36 Fest- oder Ingewahrsamnahmen machen deutlich, daß unverhältnismäßig gegen einzelne vorgegangen wurde. Die Sanitätszentrale meldete fünf Kopfverletzungen, die meisten davon Nasenbrüche und Platzwunden, außerdem Brüche an den Armen, alle verursacht durch Schläge mit Schlagstöcken und Polizeihandschuhen. Ein weiteres Zeichen für den Ausnahmezustand: Der Hauptbahnhof war fast den ganzen Tag weitgehend abgeriegelt. Lange Zeit ließ die Polizei Personen, die sie relativ willkürlich den Demonstrierenden zurechnete, nicht in den Bahnhof hinein.
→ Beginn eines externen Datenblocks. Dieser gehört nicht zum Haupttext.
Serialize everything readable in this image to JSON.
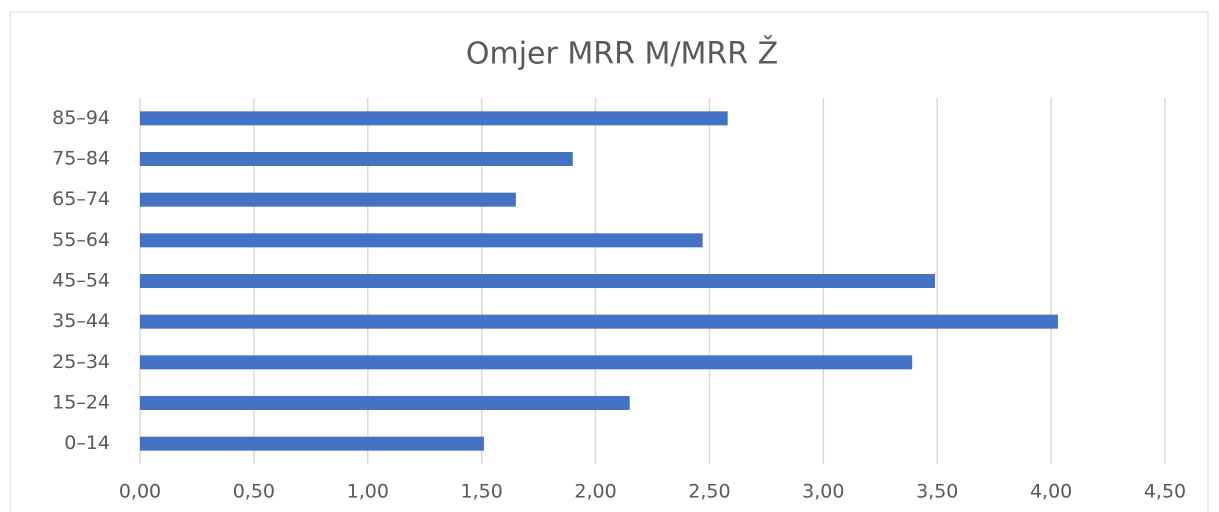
{
  "chart_data": {
    "type": "hbar",
    "title": "Omjer MRR M/MRR Ž",
    "categories": [
      "0–14",
      "15–24",
      "25–34",
      "35–44",
      "45–54",
      "55–64",
      "65–74",
      "75–84",
      "85–94"
    ],
    "values": [
      1.51,
      2.15,
      3.39,
      4.03,
      3.49,
      2.47,
      1.65,
      1.9,
      2.58
    ],
    "color": "#4472c4",
    "xlim": [
      0,
      4.5
    ],
    "xticks": [
      {
        "value": 0,
        "label": "0,00"
      },
      {
        "value": 0.5,
        "label": "0,50"
      },
      {
        "value": 1,
        "label": "1,00"
      },
      {
        "value": 1.5,
        "label": "1,50"
      },
      {
        "value": 2,
        "label": "2,00"
      },
      {
        "value": 2.5,
        "label": "2,50"
      },
      {
        "value": 3,
        "label": "3,00"
      },
      {
        "value": 3.5,
        "label": "3,50"
      },
      {
        "value": 4,
        "label": "4,00"
      },
      {
        "value": 4.5,
        "label": "4,50"
      }
    ],
    "grid": true
  }
}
Erschreckend bleibt die Meldung, daß es spätnachmittags und abends tätliche Angriffe von Nationalisten auf Antifaschisten in und um Magdeburg gab.
Protest in Sicht- und Hörweite muß auch in Magdeburg möglich werden. Ziel der Demokraten ist es vor allem, nationalistische Umzüge unattraktiv zu machen, was in Magdeburg wieder ein gutes Stück gelungen ist. Über Stunden in Bahn-zügen eingesperrt zu sein, nur »irgendwo« in der Stadt demonstrieren zu dürfen und dann nicht alle an diesen Ort gelangen zu können – das macht solche Aufzüge für die Nationalisten erfreulich unerfreulich.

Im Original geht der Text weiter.